L'analyse d'A&M révèle une détérioration de la situation financière des entreprises suisses, liée d'une part à une augmentation de l'endettement ou à une diminution des liquidités, et d'autre part à une baisse des revenus et des bénéfices. La proportion d'entreprises suisses dans cette situation a augmenté de 5,6 pp à 24%, représentant une hausse de 30% par rapport à 2019 (voir l’illustration ci-après). Près d'un quart des 178 entreprises suisses analysées, le secteur financier et immobilier étant exclu, ont souffert de conditions financières difficiles en 2020.

«Le phénomène des faillites différées, aussi connu comme le ‘COVID-19 bankruptcy gap’, est une préoccupation croissante pour l'économie suisse, relève Alessandro Farsaci, managing director chez A&M Switzerland. Les mesures d'aide étatiques accordées pendant la pandémie n'ont pas complètement empêché certaines faillites mais les ont simplement retardées. Les cadres dirigeants vont devoir faire face à des transformations, des redressements et des restructurations difficiles pour assurer la continuité d’exploitation. Les entreprises devront également adapter leurs modèles commerciaux et opérationnels aux demandes d'un monde post-COVID.»

Fin progressive des aides étatiques est prévue pour février 2022

Au cours de la période initiale de la pandémie, une enquête menée par Statista durant l'été 2020 auprès de membres de conseils d'administration d’entreprises suisses a révélé que moins de 10 % des entreprises suisses avaient décidé de mettre fin à des activités ou des sites subissant des pertes.
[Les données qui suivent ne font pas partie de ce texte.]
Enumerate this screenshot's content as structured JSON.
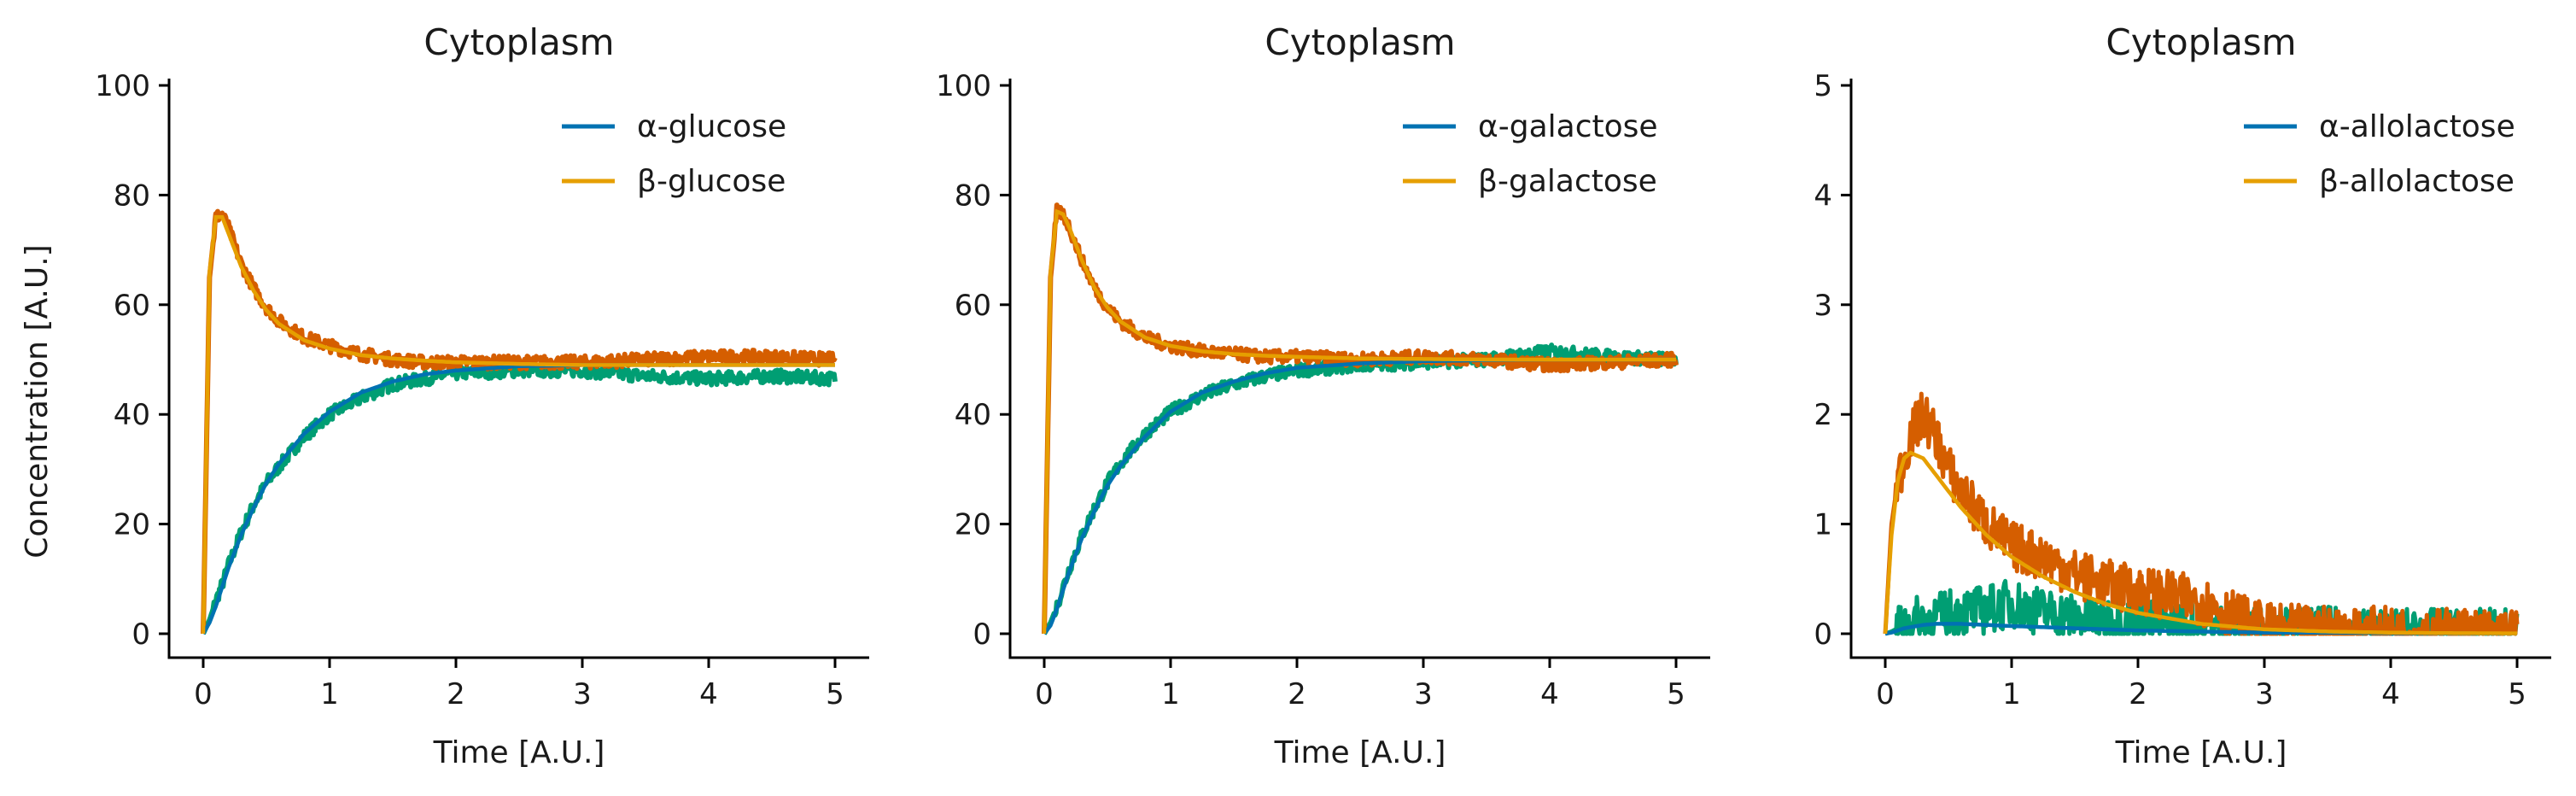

Alors que les chefs d'entreprise s'attendaient à ce que la pandémie soit plus courte et moins douloureuse, le risque est grand de voir un rattrapage du nombre de faillites en Suisse avec la suppression progressive des mesures étatiques déjà débutée:

• Le programme de prêts COVID soutenu par l'État a pris fin le 31 juillet 2020
• Les programmes de soutien ont commencé à prendre fin dans certains cantons suisses et il est prévu qu'ils se terminent en décembre 2021
• Le régime suisse de chômage partiel étendu et simplifié, auquel 20 à 25 % des travailleurs étaient inscrits à son niveau maximal en avril 2020, arrivera à terme en février 2022
• Il est actuellement prévu que les obligations de remboursement des prêts COVID-19 jusqu'à 500 000 CHF commencent au début de 2022

Les défis pour les entreprises suisses à partir de 2022

Le retour à la normale de l'économie suisse dépendra des évolutions suivantes:

• Le ralentissement mondial de la reprise économique post-pandémique
• Malgré un faible taux de chômage en Suisse, la crainte d'une augmentation du chômage pourrait être suffisante pour que les consommateurs augmentent leur épargne et réduisent leur consommation de biens non essentiels
• Avec la reprise de la demande, les besoins en capital ont augmenté, ce qui ajoute à la pression sur la position de liquidité des entreprises. Les entreprises qui ont libéré des liquidités immobilisées dans le fonds de roulement pendant la pandémie seront particulièrement touchées
• Les entreprises ressentiront la pression d'adapter leurs modèles commerciaux et opérationnels par le biais de restructurations afin de protéger les bénéfices futurs
• Les prix élevés des matières premières, combiné aux perturbations de la chaîne d'approvisionnement, sont source d'incertitude supplémentaire pour les entreprises suisses
• L’appréciation récente du franc suisse est aussi un risque pour le secteur d’exportation suisse.

Pour toutes les parties prenantes et tous les cadres dirigeants confrontés à des transformations, des redressements ou des restructurations difficiles, il est essentiel de comprendre et analyser les options qui s'offrent aux entreprises. Celles-ci sont : la restructuration et le redressement, la vente, la fermeture ou la liquidation. Il faut également évaluer avec diligence comment ces options peuvent être mises en œuvre, sans prendre de risques économiques disproportionnés, appelés érosion de la valeur, pour les parties prenantes ou de risques légaux pour les entreprises elles-mêmes ainsi que pour les membres de leur conseil d'administration et de leur direction.